Beating heart muscle created from embryonic stem cells

5 February 2014

An international team led by the Icahn School of Medicine at Mount Sinai in the US has generated engineered cardiac muscle tissue from human embryonic stem cells. It has remarkable similarities to native heart muscle, including the ability to beat and contract like the human heart.

This research breakthrough study was highlighted as the cover story of the February 2014 issue of The FASEB Journal.

The human engineered cardiac tissue, known as hECTs, was created within a custom bioreactor device designed to exercise the tissue and measure its contractile force throughout the culture process. Within 7-10 days, the human cardiac cells self-assembled into a three-dimensional tissue strip that beats spontaneously like natural heart muscle, and can survive a month or more for long-term experimental testing. These hECTs displayed contractile activity in a rhythmic pattern of 70 beats per minute on average, similar to the human heart.

In addition, research results show the heart tissue model responds to electrical stimulation and is able to incorporate new genetic information delivered by adenovirus gene therapy. During functional analysis, some of the responses known to occur in the natural adult human heart were also elicited in hECTs through electrical, mechanical, and pharmacological interventions, while some responses of hECTs more closely mimicked the immature or newborn human heart.
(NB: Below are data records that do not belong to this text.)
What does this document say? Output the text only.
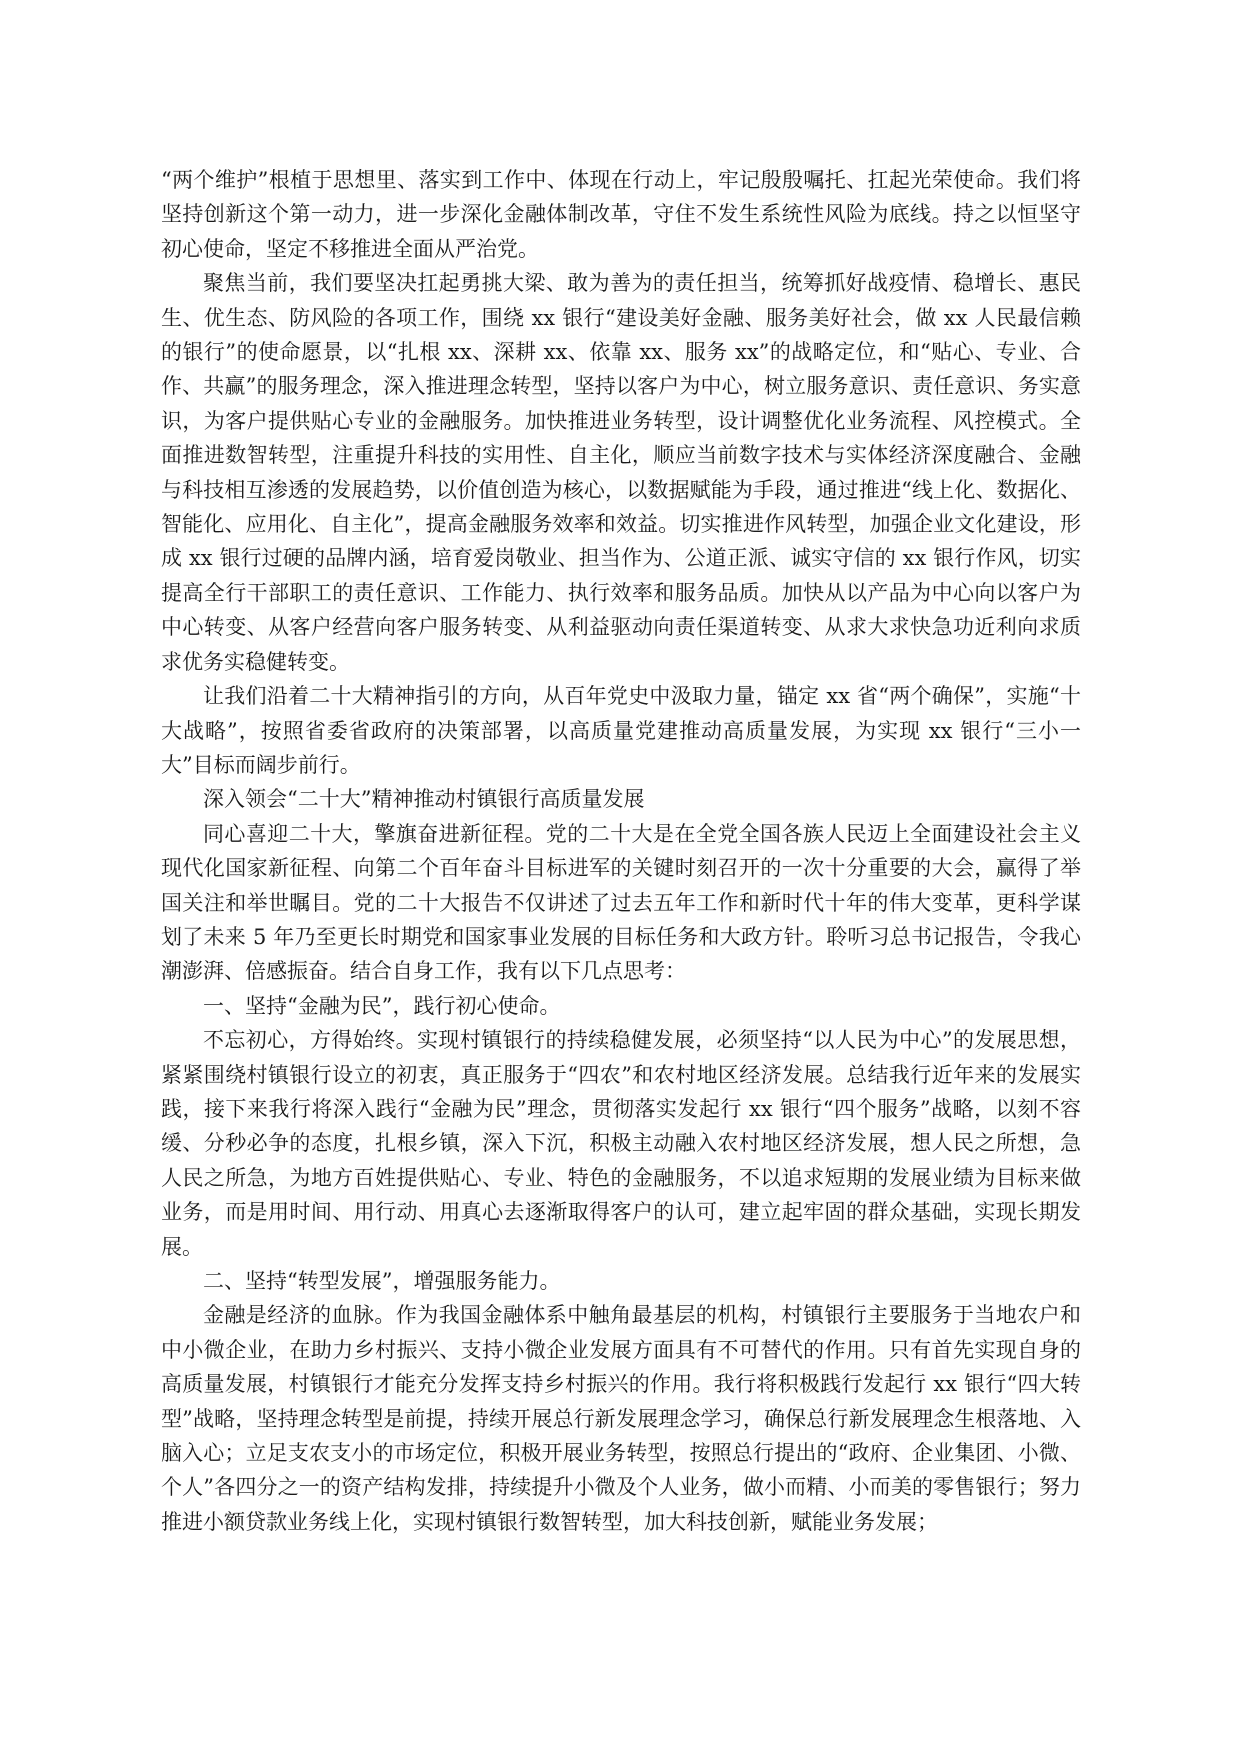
“两个维护”根植于思想里、落实到工作中、体现在行动上，牢记殷殷嘱托、扛起光荣使命。我们将坚持创新这个第一动力，进一步深化金融体制改革，守住不发生系统性风险为底线。持之以恒坚守初心使命，坚定不移推进全面从严治党。

聚焦当前，我们要坚决扛起勇挑大梁、敢为善为的责任担当，统筹抓好战疫情、稳增长、惠民生、优生态、防风险的各项工作，围绕 xx 银行“建设美好金融、服务美好社会，做 xx 人民最信赖的银行”的使命愿景，以“扎根 xx、深耕 xx、依靠 xx、服务 xx”的战略定位，和“贴心、专业、合作、共赢”的服务理念，深入推进理念转型，坚持以客户为中心，树立服务意识、责任意识、务实意识，为客户提供贴心专业的金融服务。加快推进业务转型，设计调整优化业务流程、风控模式。全面推进数智转型，注重提升科技的实用性、自主化，顺应当前数字技术与实体经济深度融合、金融与科技相互渗透的发展趋势，以价值创造为核心，以数据赋能为手段，通过推进“线上化、数据化、智能化、应用化、自主化”，提高金融服务效率和效益。切实推进作风转型，加强企业文化建设，形成 xx 银行过硬的品牌内涵，培育爱岗敬业、担当作为、公道正派、诚实守信的 xx 银行作风，切实提高全行干部职工的责任意识、工作能力、执行效率和服务品质。加快从以产品为中心向以客户为中心转变、从客户经营向客户服务转变、从利益驱动向责任渠道转变、从求大求快急功近利向求质求优务实稳健转变。

让我们沿着二十大精神指引的方向，从百年党史中汲取力量，锚定 xx 省“两个确保”，实施“十大战略”，按照省委省政府的决策部署，以高质量党建推动高质量发展，为实现 xx 银行“三小一大”目标而阔步前行。

深入领会“二十大”精神推动村镇银行高质量发展

同心喜迎二十大，擎旗奋进新征程。党的二十大是在全党全国各族人民迈上全面建设社会主义现代化国家新征程、向第二个百年奋斗目标进军的关键时刻召开的一次十分重要的大会，赢得了举国关注和举世瞩目。党的二十大报告不仅讲述了过去五年工作和新时代十年的伟大变革，更科学谋划了未来 5 年乃至更长时期党和国家事业发展的目标任务和大政方针。聆听习总书记报告，令我心潮澎湃、倍感振奋。结合自身工作，我有以下几点思考：

一、坚持“金融为民”，践行初心使命。

不忘初心，方得始终。实现村镇银行的持续稳健发展，必须坚持“以人民为中心”的发展思想，紧紧围绕村镇银行设立的初衷，真正服务于“四农”和农村地区经济发展。总结我行近年来的发展实践，接下来我行将深入践行“金融为民”理念，贯彻落实发起行 xx 银行“四个服务”战略，以刻不容缓、分秒必争的态度，扎根乡镇，深入下沉，积极主动融入农村地区经济发展，想人民之所想，急人民之所急，为地方百姓提供贴心、专业、特色的金融服务，不以追求短期的发展业绩为目标来做业务，而是用时间、用行动、用真心去逐渐取得客户的认可，建立起牢固的群众基础，实现长期发展。

二、坚持“转型发展”，增强服务能力。

金融是经济的血脉。作为我国金融体系中触角最基层的机构，村镇银行主要服务于当地农户和中小微企业，在助力乡村振兴、支持小微企业发展方面具有不可替代的作用。只有首先实现自身的高质量发展，村镇银行才能充分发挥支持乡村振兴的作用。我行将积极践行发起行 xx 银行“四大转型”战略，坚持理念转型是前提，持续开展总行新发展理念学习，确保总行新发展理念生根落地、入脑入心；立足支农支小的市场定位，积极开展业务转型，按照总行提出的“政府、企业集团、小微、个人”各四分之一的资产结构发排，持续提升小微及个人业务，做小而精、小而美的零售银行；努力推进小额贷款业务线上化，实现村镇银行数智转型，加大科技创新，赋能业务发展；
"We hope that our human engineered cardiac tissues will serve as a platform for developing reliable models of the human heart for routine laboratory use," said lead researcher Kevin D. Costa, PhD, Associate Professor of Cardiology and Director of the Cardiovascular Cell and Tissue Engineering Laboratory at the Cardiovascular Research Center of Icahn School of Medicine at Mount Sinai.

"This could help accelerate and revolutionize cardiology research by improving the ability to efficiently discover, design, develop, and deliver new therapies for the treatment of heart disease, and by providing more efficient screening tools to identify and prevent cardiac side effects, ultimately leading to safer and more effective treatments for patients suffering from heart disease," says Dr. Costa.

"We've come a long way in our understanding of the human heart," said Gerald Weissmann, MD, Editor-in-Chief of The FASEB Journal, "but we still lack an adequate tissue model which can be used to test promising therapies and model deadly diseases. This advance, if it proves successful over time, will beat anything that's currently available."

Reference

Turnbull IC et al. Advancing functional engineered cardiac tissues toward a preclinical model of human myocardium. February 2014 The FASEB Journal vol. 28 no. 2 644-654.